Declining algae threatens ocean food chain: study

A century-long decline in tiny algae called phytoplankton could disrupt the global ocean food chain, including the human consumption of fish, according to a study released Wednesday.

The microscopic organisms - which prop up the pyramid of marine animal life from shrimps to killer whales - have been disappearing globally at a rate of one percent per year, researchers reported.

Since 1950, phytoplankon mass has dropped by about 40 percent, most likely due to the accelerating impact of global warming, they reported.

"Phytoplankton is the fuel on which marine ecosystems run," said lead author Daniel Boyce, a professor at Dalhousie University in the Canadian province of Nova Scotia.

"A decline affects everything up the food chain, including humans."

The pace of the decline - heavist in polar and tropical regions - matched the rate at which surface ocean temperatures have increased as a result of climate change, the study said.

Like all plants, phytoplankton need sunlight and nutrients to grow.

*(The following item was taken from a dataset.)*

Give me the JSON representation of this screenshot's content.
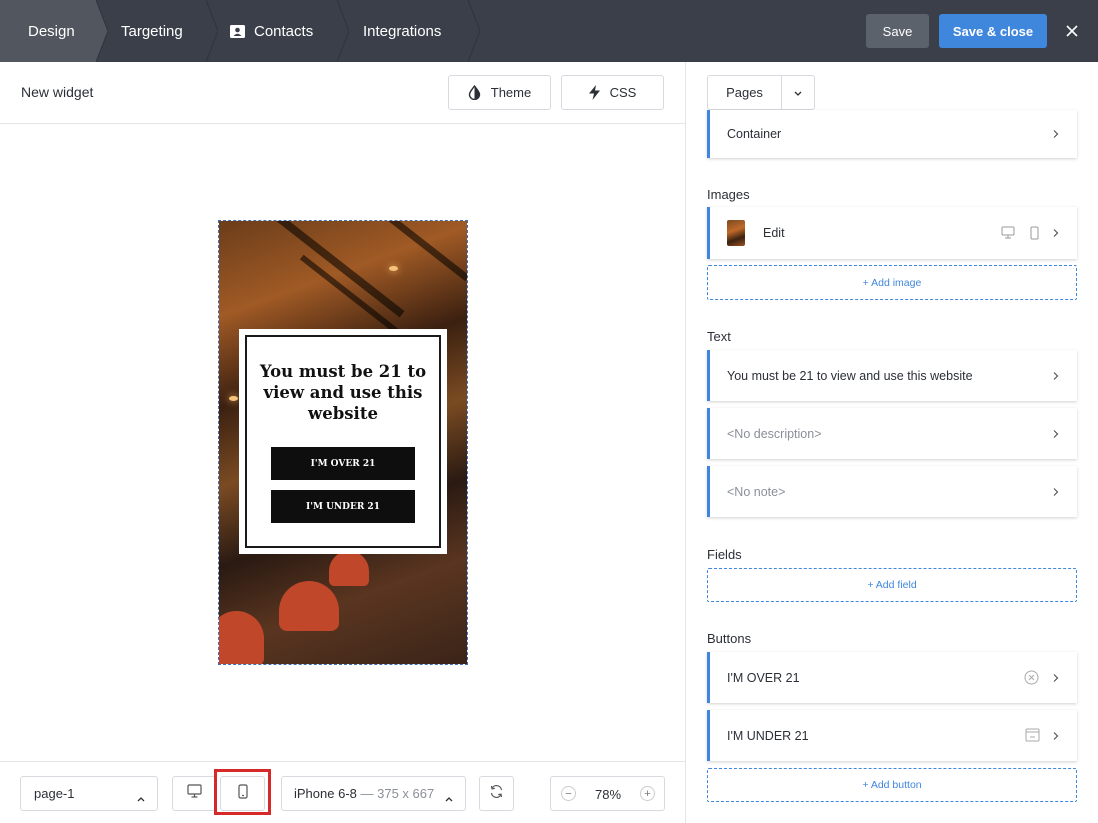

But warmer oceans become more stratified, creating a "dead zone" at the surface in which fewer nutrients are delivered from deeper layers.

The findings are worrying, the researchers said.

"Phytoplankton are a critical part of our planetary support system - they produce half the oxygen we breathe, draw down surface carbon dioxide, and ultimately support all fisheries," said co-author Boris Worm.

Boyce and colleagues combined historical and high-tech data to measure the marine algae's progressive ebb.

Satellites provided the most accurate gauge, but usable images from space of Earth's ocean biosphere have only been available since the late 1990s - too recent to show longterm trends.

To reach back further in time, Boyce and colleagues combed through logs compiled since the late 19th century using a 20-centimetre (eight-inch) white disk lowered into sea water until an observer lost sight of it.

The degree to which light penetrates the ocean's top layer, it turns out, is a good measure of the concentration of the chlorophyll found in all phytoplankton.

The study, published in Nature, "does not portend well for pelagic, or open water, ecosystems in a world that is likely to be warmer," David Siegel, a researcher at the University of California at Santa Barbara, and Bryan Franz, an ocean biologist at NASA Goddard Space Flight Center, said in a commentary.

In a separate study, also in Nature, a team of researchers led by Derek Tittensor of Dalhousie found a close tie between sea temperatures and the concentration of biodiversity in the world's oceans.

Across more than 11,000 species ranging from zooplankton to whales, the only environmental factor linked to all species groups was temperature.

"This relationship suggests that ocean warming, such as that due to climate change, may rearrange the distribution of ocean life," Tittensor said in a statement.